税務調査の現場で見つけた「抜きすぎ粉飾」とは?――東芝の不適切会計問題の今後
東芝の不適切会計問題で、今後はどのような事態に発展していくのだろうか。『国税局資料調査課』の著書で、元国税実査官だった佐藤弘幸さんによると、「まず、企業が粉飾を認める必要があります。自ら認めた(株主総会の承認)うえで、今期以後の決算で、前期以前の決算の修正を受け入れることを要するなど、粉飾決算の処理には少々手間がかかることになります」という。
「一般に税務調査の指摘事項には、利益の過少申告による『追徴』だけでなく、過大申告による『認容(マイナス)』もあります。厳密にいえば、追徴と認容の合計がプラスになった場合に追徴となるのです。法人税法第129条によると、粉飾分(過大申告分)は、企業が今期以後の決算で修正経理した後でなければ、所得減算を認めなくてもいいことになっています。つまり、法律上だけなら追徴分だけ払わせて、粉飾分(過大申告分)は見ないことができるのです。しかし、税務当局も行政サービスの一環であることに違いはないので、取れるものだけ取るというわけにはいきません。“できる規定”は税務署長に裁量があるので、実務の世界ではケースバイケースとなりますね」(佐藤弘幸さん)
粉飾による利益のかさ上げで多く払いすぎた税金の還付もあるかもしれないということだ。

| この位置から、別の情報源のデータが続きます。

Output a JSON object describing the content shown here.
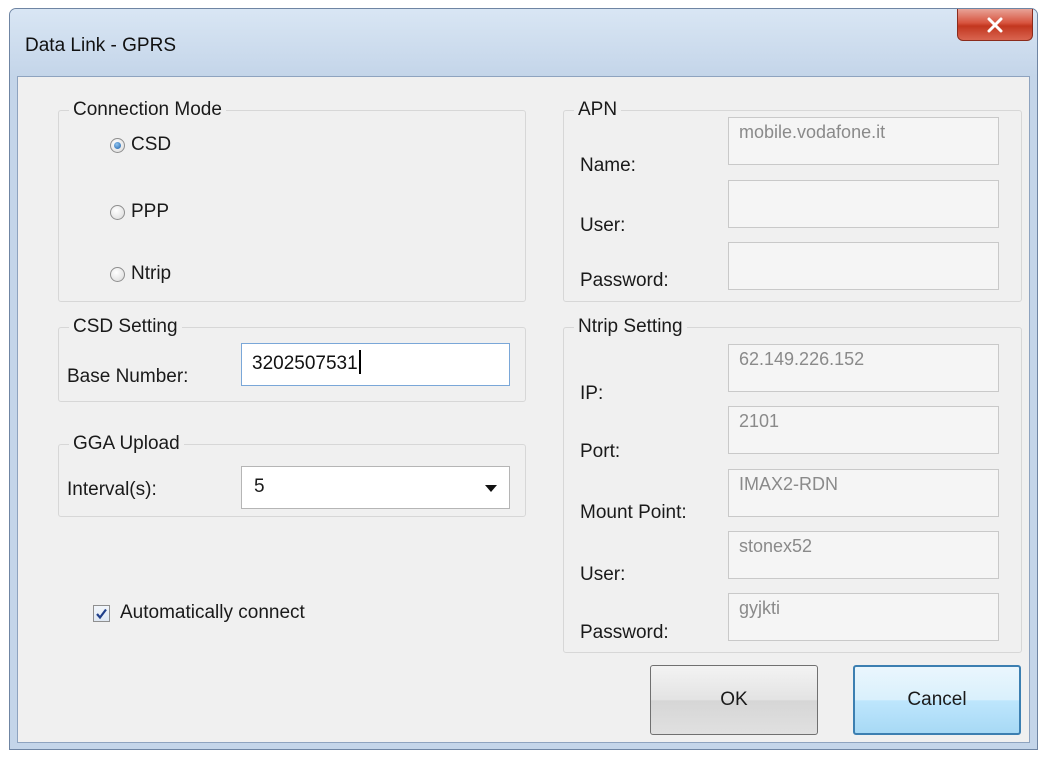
{
  "window": {
    "title": "Data Link - GPRS",
    "close_label": "x"
  },
  "connection_mode": {
    "title": "Connection Mode",
    "options": [
      {
        "label": "CSD",
        "checked": true
      },
      {
        "label": "PPP",
        "checked": false
      },
      {
        "label": "Ntrip",
        "checked": false
      }
    ]
  },
  "csd_setting": {
    "title": "CSD Setting",
    "base_number_label": "Base Number:",
    "base_number_value": "3202507531"
  },
  "gga_upload": {
    "title": "GGA Upload",
    "interval_label": "Interval(s):",
    "interval_value": "5"
  },
  "auto_connect": {
    "label": "Automatically connect",
    "checked": true
  },
  "apn": {
    "title": "APN",
    "name_label": "Name:",
    "name_value": "mobile.vodafone.it",
    "user_label": "User:",
    "user_value": "",
    "password_label": "Password:",
    "password_value": ""
  },
  "ntrip_setting": {
    "title": "Ntrip Setting",
    "ip_label": "IP:",
    "ip_value": "62.149.226.152",
    "port_label": "Port:",
    "port_value": "2101",
    "mount_point_label": "Mount Point:",
    "mount_point_value": "IMAX2-RDN",
    "user_label": "User:",
    "user_value": "stonex52",
    "password_label": "Password:",
    "password_value": "gyjkti"
  },
  "buttons": {
    "ok_label": "OK",
    "cancel_label": "Cancel"
  },
  "colors": {
    "title_bar": "#c4d5e9",
    "client_bg": "#f0f0f0",
    "close_button": "#c2361f",
    "default_button_border": "#3c7fb1"
  }
}
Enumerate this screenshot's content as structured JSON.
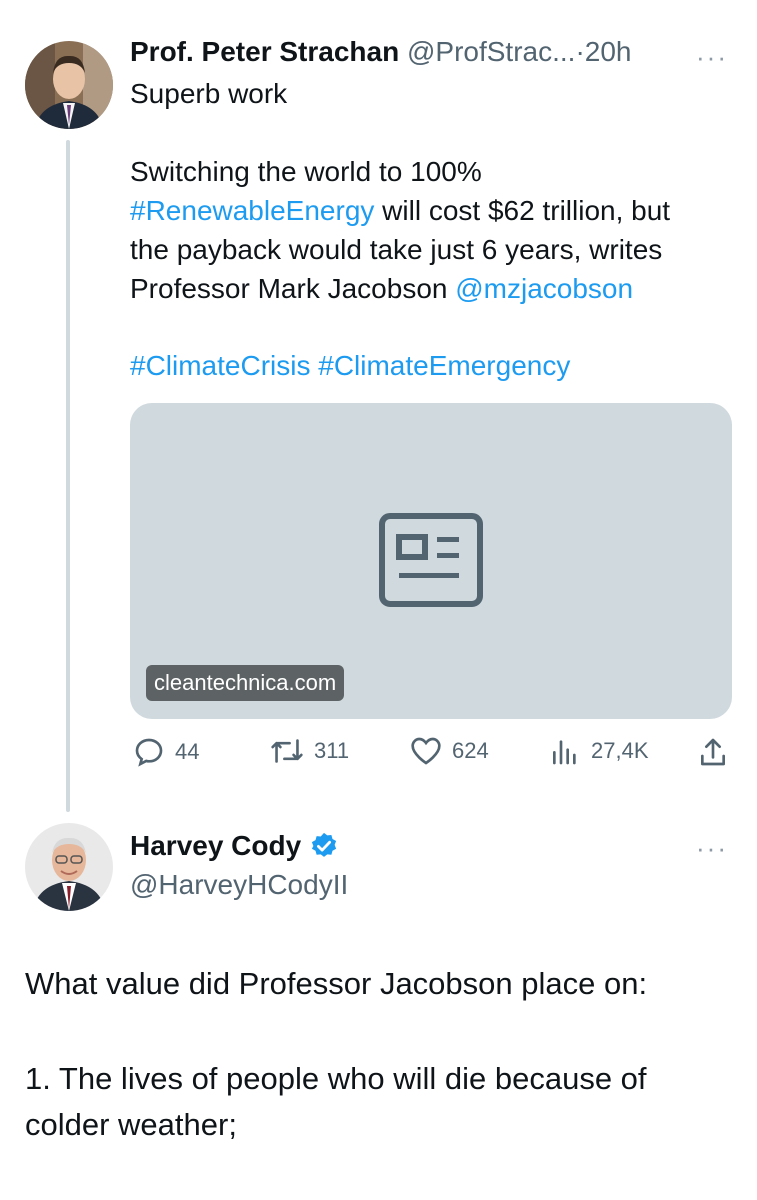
{
  "tweet1": {
    "author_name": "Prof. Peter Strachan",
    "author_handle": "@ProfStrac...",
    "separator": "·",
    "time": "20h",
    "more": "···",
    "line1": "Superb work",
    "body_line1": "Switching the world to 100%",
    "hashtag_renewable": "#RenewableEnergy",
    "body_line2_rest": " will cost $62 trillion, but",
    "body_line3": "the payback would take just 6 years, writes",
    "body_line4": "Professor Mark Jacobson ",
    "mention": "@mzjacobson",
    "hashtag_crisis": "#ClimateCrisis",
    "hashtag_emergency": "#ClimateEmergency",
    "card_domain": "cleantechnica.com",
    "card_icon": "news-article-icon",
    "actions": {
      "replies": "44",
      "retweets": "311",
      "likes": "624",
      "views": "27,4K"
    }
  },
  "tweet2": {
    "author_name": "Harvey Cody",
    "verified_icon": "verified-badge-icon",
    "author_handle": "@HarveyHCodyII",
    "more": "···",
    "line1": "What value did Professor Jacobson place on:",
    "line2": "1. The lives of people who will die because of",
    "line3": "colder weather;"
  },
  "colors": {
    "link": "#1d9bf0",
    "secondary": "#536471",
    "card_bg": "#cfd9de",
    "verified": "#1d9bf0"
  }
}
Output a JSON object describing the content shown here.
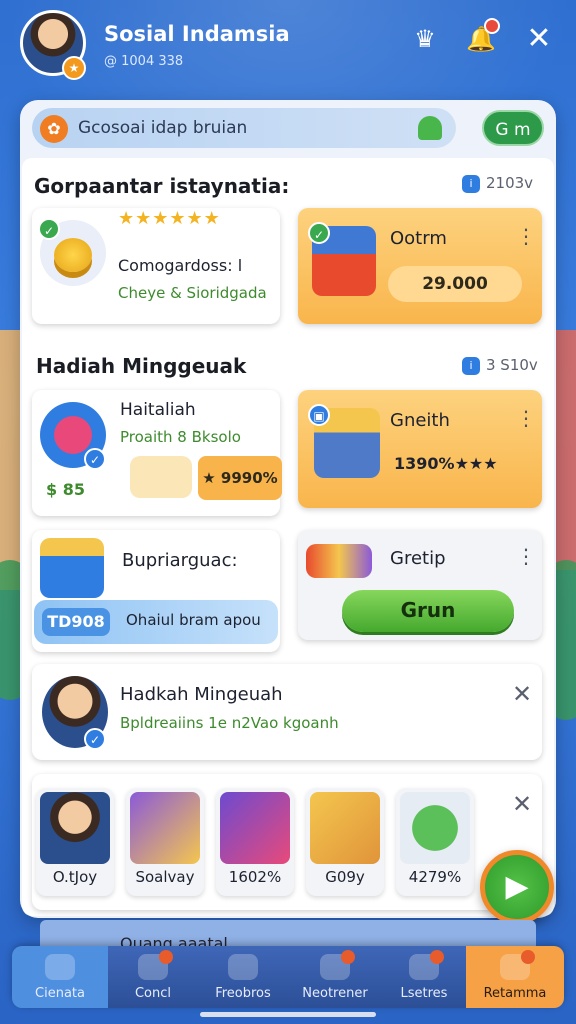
{
  "header": {
    "app_title": "Sosial Indamsia",
    "subtitle": "@ 1004 338",
    "icons": [
      "crown-icon",
      "bell-icon",
      "close-icon"
    ]
  },
  "search": {
    "text": "Gcosoai idap bruian",
    "go_label": "G m"
  },
  "section1": {
    "title": "Gorpaantar istaynatia:",
    "meta": "2103v",
    "card_left": {
      "line1": "Comogardoss: l",
      "line2": "Cheye & Sioridgada",
      "rating": "★★★★★★"
    },
    "card_right": {
      "title": "Ootrm",
      "value": "29.000"
    }
  },
  "section2": {
    "title": "Hadiah Minggeuak",
    "meta": "3 S10v",
    "card_left": {
      "title": "Haitaliah",
      "line2": "Proaith 8 Bksolo",
      "price_left": "$ 85",
      "price_right": "★ 9990%"
    },
    "card_right": {
      "title": "Gneith",
      "value": "1390%★★★"
    }
  },
  "section3": {
    "card_left": {
      "title": "Bupriarguac:",
      "tag": "TD908",
      "strip_text": "Ohaiul bram apou"
    },
    "card_right": {
      "title": "Gretip",
      "button_label": "Grun"
    }
  },
  "section4": {
    "title": "Hadkah Mingeuah",
    "subtitle": "Bpldreaiins 1e n2Vao kgoanh"
  },
  "thumbs": [
    {
      "label": "O.tJoy"
    },
    {
      "label": "Soalvay"
    },
    {
      "label": "1602%"
    },
    {
      "label": "G09y"
    },
    {
      "label": "4279%"
    }
  ],
  "peek_text": "Ouang aaatal",
  "nav": [
    {
      "label": "Cienata"
    },
    {
      "label": "Concl"
    },
    {
      "label": "Freobros"
    },
    {
      "label": "Neotrener"
    },
    {
      "label": "Lsetres"
    },
    {
      "label": "Retamma"
    }
  ],
  "colors": {
    "primary_blue": "#2f6fd0",
    "accent_orange": "#f9b54c",
    "accent_green": "#45a92e"
  }
}
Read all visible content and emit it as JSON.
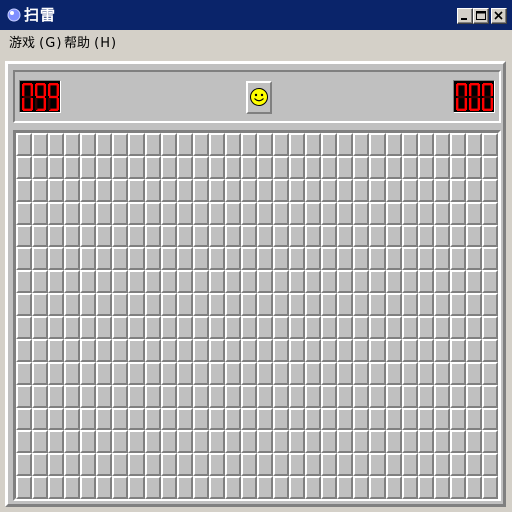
{
  "window": {
    "title": "扫雷",
    "icon": "minesweeper-mine-icon",
    "controls": [
      "minimize",
      "maximize",
      "close"
    ]
  },
  "menu": [
    {
      "label": "游戏",
      "mnemonic": "G"
    },
    {
      "label": "帮助",
      "mnemonic": "H"
    }
  ],
  "status": {
    "mines_remaining": "099",
    "timer": "000",
    "face": "smiley-face-icon"
  },
  "board": {
    "rows": 16,
    "cols": 30,
    "state": "all-covered"
  },
  "colors": {
    "titlebar": "#0a246a",
    "lcd_background": "#000000",
    "lcd_digit": "#ff0000",
    "face_yellow": "#ffff00",
    "cell_face": "#c0c0c0"
  }
}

「粉飾分を考慮した処分となると、“数字が減る”ことがあるんです。調査官は、これを嫌うのです。中小企業の調査現場では、調査初日に企業側から粉飾(売上・利益の過大申告)の告白がされることがある。調査担当者は、頭を鈍器で殴られたような気分となります」(佐藤さん)
ここで諦めてしまう調査官も多いそうだが、実は一つ注意が必要だという。
「それは、『抜きすぎ粉飾』というものがあるからです。抜きすぎ粉飾とは、事業年度の途中まで、架空原価などで逆粉飾(過少申告)していたのに、決算利益の見込みが予算より少なくなってしまい、銀行などのステークホルダーに面目がたたなくなってしまい、結果、架空売上の計上(粉飾)で辻褄合わせをすることをいいます」(佐藤さん)
利益を少なく見せていたら思った以上に少なくなってしまい、まずい事態になった。そこで、今度は逆に架空売り上げをして増やすという、意味のわからない行動に出る“抜きすぎ粉飾”があるそうだ。こうなると、しっかり調査をすれば追徴を課すこともできるので、最後まで調査することが必要なのだという。東芝の不適切会計問題は刑事、民事での係争に加え、税務の問題も山積みである。今後も注視していきたい。
【元国税実査官・佐藤弘幸】
1967年生まれ。東京国税局課税第一部課税総括課、電子商取引専門調査チーム(現在の統括国税実査官)、統括国税実査官(情報担当)、課税第二部資料調査第二課、同部第三課に勤務。主として大口、悪質、困難、海外、宗教、電子商取引事案の税務調査を担当。退官までの4年間は、大型不正事案の企画・立案に従事した。2011年、東京国税局主査で退官。現在、税理士。いわゆる“マルサ”は国税局査察部のことであるが、“コメ”は国税局資料調査課のことで、「料」の字の偏からとった隠語。一般に課税調査などを行う国税局員は「調査官」と呼ぶが、資料調査課は「実査官」と呼ぶ。